AI Super Teachers Accelerate PalFish’s Rapid Global Growth

The name of the educational technology startup “PalFish” was chosen ten years ago, which means a small fish swimming freely in the vast ocean of knowledge. Ten years later, PalFish has successfully combined its image with state-of-the-art technology to become an interactive online reading and language service provider with 70 million users worldwide.

“Artificial intelligence is reshaping education, just like the printing press at the time. It breaks the dependence on scarce teaching resources by providing higher-quality, scalable ‘artificial intelligence teachers.'” Xiao Li, vice president of PalFish International, said in a recent interview with Forbes China. He said that this scale has “reshaped the cost structure of the education industry. Competition in the education industry no longer depends on capital scale, but on the understanding of technology, application speed and product iteration capabilities.”

PalFish founder and CEO Henry Huang emphasized speed in remarks at the company’s 10th anniversary conferenceth anniversary celebration earlier this year. “On our fifth anniversary, we came up with the slogan ‘Continuous Evolution’. Today, we’ve elevated it to ‘The speed of evolution is everything,’ setting higher expectations for speed.” said Huang, co-founder of Chinese social media giant ByteDance.

Li said Beijing-based privately held PalFish’s revenue will top $100 million in 2024 and will double this year due to its popularity among children ages 3 to 12. International business (focused on Southeast Asia) accounts for about 20% of the total and is expected to grow 150% this year. Next steps: Li aims to significantly expand PalFish’s connections in the fast-growing Middle Eastern market over the next three years.

PalFish’s expansion in Southeast Asia has benefited from a macroeconomic boost, with trade fueling growth in the region. Since opening its first site in Bangkok in 2023, PalFish has created a total of 14 PalFish centers overseas, including 10 in Thailand and 4 in Vietnam, located in Ho Chi Minh City, Hanoi and Da Nang.
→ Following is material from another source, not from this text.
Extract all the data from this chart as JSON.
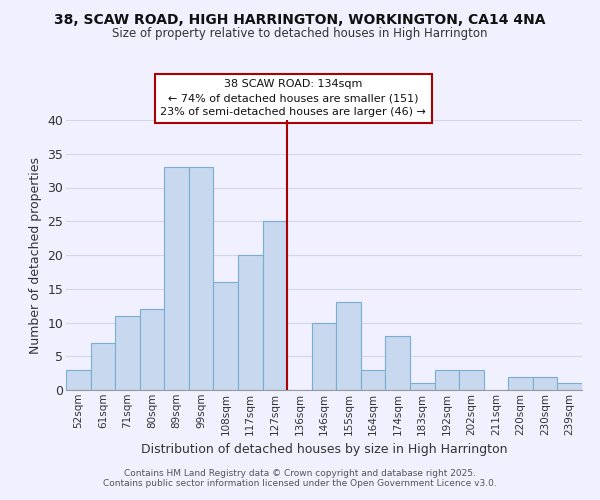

The company plans to open up to five more stores in Southeast Asia by the end of 2025, Li said. PalFish’s activities in this field this year include a speech competition in Bangkok and an edtech forum in Hanoi. PalFish’s rapid growth has helped the company attract funding over the years from top international investors such as GGV Capital and Bertelsmann Asia Investment Fund.

To help tailor engaging solutions to individual students around the world, PalFish uses an artificial intelligence tutor named “Mia.” Li said Mia is not a “simple chatbot, but a complex system designed to be a ‘super teacher’ that can independently complete the entire course, including knowledge explanation, interactive Q&A, generating personalized exercises based on real-time feedback from students, and sensing emotional states to provide encouragement.”
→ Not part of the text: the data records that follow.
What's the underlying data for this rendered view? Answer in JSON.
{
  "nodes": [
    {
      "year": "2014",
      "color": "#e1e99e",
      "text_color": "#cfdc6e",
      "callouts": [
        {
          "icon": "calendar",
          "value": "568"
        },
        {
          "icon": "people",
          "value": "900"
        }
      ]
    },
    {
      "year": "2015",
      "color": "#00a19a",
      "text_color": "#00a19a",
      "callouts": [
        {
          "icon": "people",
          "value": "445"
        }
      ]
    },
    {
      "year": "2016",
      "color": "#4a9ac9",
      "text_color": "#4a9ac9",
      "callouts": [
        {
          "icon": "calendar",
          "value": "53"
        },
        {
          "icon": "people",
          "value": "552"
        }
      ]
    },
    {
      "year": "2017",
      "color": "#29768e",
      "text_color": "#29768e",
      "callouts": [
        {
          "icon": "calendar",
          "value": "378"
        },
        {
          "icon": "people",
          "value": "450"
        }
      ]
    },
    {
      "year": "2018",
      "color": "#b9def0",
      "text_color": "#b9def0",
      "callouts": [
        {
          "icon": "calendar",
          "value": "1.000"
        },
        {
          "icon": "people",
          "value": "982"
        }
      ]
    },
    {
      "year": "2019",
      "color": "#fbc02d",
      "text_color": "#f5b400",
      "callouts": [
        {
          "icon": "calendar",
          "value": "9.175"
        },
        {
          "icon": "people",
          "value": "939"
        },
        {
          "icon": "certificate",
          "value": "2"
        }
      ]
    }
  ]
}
“In the past, artificial intelligence could only perform interactive questions and answers, but now it can have a deep understanding of children’s thinking and learning, and in some aspects even surpasses human teachers,” he said. “The AI ​​intelligent tutor independently developed by PalFish can achieve one-on-one, full-process teaching and achieve high accuracy through massive data training,” Li said. The AI ​​assistant generates after-school learning reports, allowing the “care team” to provide efficient feedback to parents and learners, “thus improving the efficiency of collaboration between cross-border teams and reducing management inefficiencies caused by cultural differences.”

As a result, Li believes that today’s new era of artificial intelligence is reshaping content and learning methods, and pushing a generation of young users beyond the “digital native” concept of the early Internet.

“Today’s technological revolution has brought education companies back to a new starting line. The key to competition is the speed of evolution. The most profound impact of artificial intelligence on education is to allow children to truly become ‘AI natives’ and learn to cooperate and create with AI from an early age,” Li said. He said that for families and school districts facing budget constraints, artificial intelligence methods can help reduce courseware costs significantly and shift learning from “passive acceptance” to “active creation.”

In addition to children’s language learning applications such as PalFish Class, PalFish English, and PalFish Read, the company also sells hardware such as “Learn Station”, “Brainy Pad” and smart eye protection floor lamps. Li said course packages are usually customized based on user needs, with prices ranging from US$200 to US$5,000 in different Southeast Asian markets.

PalFish has “expanded from English into multi-disciplinary operations” such as mathematics, Li said. Applying technology on a global scale requires education companies to continually update their products and operations to meet varying local needs, he continued. “In this sense, artificial intelligence is not just a tool, but an accelerator, driving education companies to transform globally faster and more effectively,” he said.

PalFish practices what it preaches, using artificial intelligence internally to help manage employees and assist with overseas expansion. “We not only use artificial intelligence to enhance educational services, but also optimize cross-cultural team management,” Li said. “The internal system empowered by artificial intelligence helps supervisors expand their management radius, achieve precise collaboration among global teams, promote organizational flattening, and speed up decision-making.”

Lee also gets behind-the-scenes, practical product advice at home: His family reads PalFish picture books and uses its online one-on-one English tutorials. He said they are a ready source of feedback and help PalFish enhance “timely products or continuously improving services.”